Weekly Famitsu published an interview with Gyakuten Saiban (Ace Attorney) series creator Takumi Shuu to commemorate the upcoming trilogy pack to be released for the PS4, Switch, Xbox One and PC in the 28th February 2019 issue of the magazine.

The interviewer begins with commenting on how the Japanese title, Gyakuten Saiban (“Comeback Trial”) is a good one, and Takumi says that he was not the one to come up with it. The series started with the title “Surviban”, which he compares to Monty Python in how upon first hearing it it seems to be nonsensical, but takes root over time. It was derived from “survival” and “saiban” (“trial” in Japanese) but everyone else around him said it was too nonsensical.

They ended up gathering the team around a whiteboard, and the highest-ranking person there had him write “Gyakuten Saiban” on it, and that was when the title was decided on. Though he was not fully convinced on the title at first, once it was released many people liked it, and he says that how it had a title of four kanji during a time when the trend was to have titles in katakana or English helped in making it stand out. He mentions that he was also told to change the name of the protagonist, Naruhodo (synonymous with “I see” in Japanese), but managed to get it left as it was.

When asked if the series was always planned to start on the Gameboy Advance, Takumi says that it was initially planned for the Gameboy, as the GBA had not yet been released when the project started. Information on the GBA came in before they started development, however, and when they saw the LCD screen the team decided that they would like to make the game on it.


The project started with Takumi writing the proposal in the summer of 2000. After having worked on Dino Crisis and Dino Crisis 2, Takumi’s superior gave him half a year to work on whatever he wanted, and he took this to be his first and last chance to make a mystery game. Takumi says that he entered video games with the intent of making mystery games, and that he originally wanted to work at a publishing company so as to be able to work with mystery novels, but for better or for worse did not manage to get hired at one.

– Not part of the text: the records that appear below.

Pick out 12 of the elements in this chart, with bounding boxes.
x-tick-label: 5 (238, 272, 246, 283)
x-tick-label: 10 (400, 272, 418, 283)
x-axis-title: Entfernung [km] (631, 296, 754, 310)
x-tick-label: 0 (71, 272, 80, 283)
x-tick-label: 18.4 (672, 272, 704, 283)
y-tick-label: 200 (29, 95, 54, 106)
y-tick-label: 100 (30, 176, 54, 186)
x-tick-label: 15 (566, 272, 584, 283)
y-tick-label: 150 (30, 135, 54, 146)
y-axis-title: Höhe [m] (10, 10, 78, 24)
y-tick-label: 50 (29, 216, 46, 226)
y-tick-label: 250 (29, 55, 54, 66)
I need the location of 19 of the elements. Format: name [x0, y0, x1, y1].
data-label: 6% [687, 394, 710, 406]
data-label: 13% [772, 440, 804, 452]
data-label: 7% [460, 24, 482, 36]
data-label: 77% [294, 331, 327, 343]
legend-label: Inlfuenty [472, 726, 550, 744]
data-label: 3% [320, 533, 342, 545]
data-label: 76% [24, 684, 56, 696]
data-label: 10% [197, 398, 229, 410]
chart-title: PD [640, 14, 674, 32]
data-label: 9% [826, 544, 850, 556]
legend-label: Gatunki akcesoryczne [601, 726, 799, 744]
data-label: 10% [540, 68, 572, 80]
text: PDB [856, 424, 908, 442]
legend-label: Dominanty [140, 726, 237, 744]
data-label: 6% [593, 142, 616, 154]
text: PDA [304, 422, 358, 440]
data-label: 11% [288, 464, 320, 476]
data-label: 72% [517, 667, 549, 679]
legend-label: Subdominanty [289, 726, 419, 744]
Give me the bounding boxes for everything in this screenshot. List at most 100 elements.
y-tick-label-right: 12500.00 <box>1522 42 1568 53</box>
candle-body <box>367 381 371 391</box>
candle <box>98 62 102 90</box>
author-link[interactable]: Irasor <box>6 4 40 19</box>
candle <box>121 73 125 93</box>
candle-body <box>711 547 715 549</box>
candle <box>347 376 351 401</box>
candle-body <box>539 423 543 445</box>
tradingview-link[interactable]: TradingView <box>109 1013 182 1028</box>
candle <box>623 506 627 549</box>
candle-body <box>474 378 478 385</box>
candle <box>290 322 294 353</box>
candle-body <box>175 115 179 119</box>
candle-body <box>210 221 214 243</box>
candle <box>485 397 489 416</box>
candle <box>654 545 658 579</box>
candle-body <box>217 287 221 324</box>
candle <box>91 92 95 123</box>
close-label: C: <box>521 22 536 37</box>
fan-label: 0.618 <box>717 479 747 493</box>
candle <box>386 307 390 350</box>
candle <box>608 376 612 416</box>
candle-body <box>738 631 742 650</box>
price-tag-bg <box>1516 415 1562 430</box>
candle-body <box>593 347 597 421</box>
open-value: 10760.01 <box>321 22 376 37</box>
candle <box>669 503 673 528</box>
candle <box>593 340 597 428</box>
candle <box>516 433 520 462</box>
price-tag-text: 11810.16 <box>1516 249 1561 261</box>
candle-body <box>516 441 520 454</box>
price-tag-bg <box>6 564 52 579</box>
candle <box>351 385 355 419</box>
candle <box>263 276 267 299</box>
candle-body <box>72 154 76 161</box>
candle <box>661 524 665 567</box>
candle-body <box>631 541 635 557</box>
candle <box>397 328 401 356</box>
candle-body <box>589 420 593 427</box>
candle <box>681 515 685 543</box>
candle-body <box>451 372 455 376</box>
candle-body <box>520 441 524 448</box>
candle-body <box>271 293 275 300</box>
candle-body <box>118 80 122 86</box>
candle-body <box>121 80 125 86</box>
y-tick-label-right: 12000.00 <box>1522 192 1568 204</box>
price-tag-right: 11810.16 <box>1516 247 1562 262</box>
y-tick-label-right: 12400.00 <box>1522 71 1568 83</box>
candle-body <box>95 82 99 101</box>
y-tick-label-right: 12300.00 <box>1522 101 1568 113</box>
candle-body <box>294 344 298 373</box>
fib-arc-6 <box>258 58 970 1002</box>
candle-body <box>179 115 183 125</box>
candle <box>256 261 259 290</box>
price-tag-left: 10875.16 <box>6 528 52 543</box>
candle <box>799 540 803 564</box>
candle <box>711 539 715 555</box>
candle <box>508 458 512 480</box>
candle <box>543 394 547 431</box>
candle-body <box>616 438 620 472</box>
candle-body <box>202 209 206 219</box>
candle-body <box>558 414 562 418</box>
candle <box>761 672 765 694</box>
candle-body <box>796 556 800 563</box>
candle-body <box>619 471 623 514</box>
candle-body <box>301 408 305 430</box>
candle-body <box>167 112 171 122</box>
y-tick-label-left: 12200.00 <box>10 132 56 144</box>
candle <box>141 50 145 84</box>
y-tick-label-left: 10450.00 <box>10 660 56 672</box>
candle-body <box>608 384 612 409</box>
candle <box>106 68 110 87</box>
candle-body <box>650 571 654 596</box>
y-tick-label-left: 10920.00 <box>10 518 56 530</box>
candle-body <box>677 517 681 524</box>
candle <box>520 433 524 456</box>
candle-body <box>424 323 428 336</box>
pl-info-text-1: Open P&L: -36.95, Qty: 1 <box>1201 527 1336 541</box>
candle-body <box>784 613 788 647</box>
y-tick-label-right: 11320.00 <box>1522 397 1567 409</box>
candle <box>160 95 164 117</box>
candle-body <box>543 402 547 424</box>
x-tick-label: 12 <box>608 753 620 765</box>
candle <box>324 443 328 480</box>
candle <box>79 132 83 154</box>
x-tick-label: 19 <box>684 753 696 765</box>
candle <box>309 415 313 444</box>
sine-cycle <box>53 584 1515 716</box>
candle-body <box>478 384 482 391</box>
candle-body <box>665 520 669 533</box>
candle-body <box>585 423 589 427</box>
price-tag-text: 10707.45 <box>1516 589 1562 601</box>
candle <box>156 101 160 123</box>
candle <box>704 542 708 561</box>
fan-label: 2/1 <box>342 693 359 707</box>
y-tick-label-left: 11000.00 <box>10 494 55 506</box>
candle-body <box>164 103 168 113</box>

The idea to make it a game starring a lawyer came in early on, but while Takumi was still writing the proposal his superior called him on the phone to say that it would be a bad idea to have a game about lawyers as it would be hard to understand. The promise was that he could do whatever he wanted, however, and so he proceeded with the idea.

Takumi first met with his team after the summer holiday period ended, and it consisted of seven members, most of whom had less than three years of experience, as the project also had the objective of giving newer members experience. Takumi, on his sixth year since joining the company, was the most experienced member on the team, and designer Iwamoto Tatsurou was also still new at the time.

The seven members consisted of one planner (Takumi), two designers, two programmers, and one person each for sound effects and music. As he was the only planner, Takumi ended up handling the scenario and direction alone as well, which he says suited him and became the basis for how they would handle future titles. Though they were initially given half a year, they ended up spending ten months, from September to June, working on the game, and looking back at it now he is amazed that they managed to get it done in such little time.

The interviewer points out how seven members was less than the norm even back then, and Takumi says that this was because the section at the time was testing out development lines consisting of small numbers of younger members. In comparison, the recent Dai Gyakuten Saiban games had teams of around 30 members excluding support staff. Takumi still thinks however that the initial six months they were given was far too little.

Takumi says that a lot of the style of the series was determined by hardware limitations. For example, illustrations in the game were done in 256 colours, but they realised that if everything was in colour it might use up too much space and not fit onto the cartridge, and so they made evidence photographs and flashbacks in monochrome, which was only 16 colours, and took up a quarter of the space.

As director, Takumi oversaw everything, including the art and music. His work on the scenario had him writing the story’s text, creating guides for the gameplay, setting the timing for lines to be displayed, setting characters’ animations to match the text, and setting the timing for the sound effects, music, and screen effects like flashes and camera shake to be played. The programmers made a tool that would make it easy for him to set the timings on these things early on in development, and they worked this way up to the third game.

When asked if he ever considered getting more members on the team or passing the series on to someone else after it got popular, Takumi says that he never thought of it. The team’s size remained mostly unchanged up to the third game, only getting a few more people on graphics and programming, but they never thought of getting more planners.

Gyakuten Saiban was the first time Takumi would write a game scenario on his own and he had no idea what to do, and so using his passion for the mystery genre, he first came up with the tricks, but he soon realised when writing the second chapter that he had not thought about the story at all. When working on the third chapter, he was stunned by how bad his own writing was upon reading it, and restarted from scratch. From then on, he started preparing a plot before writing.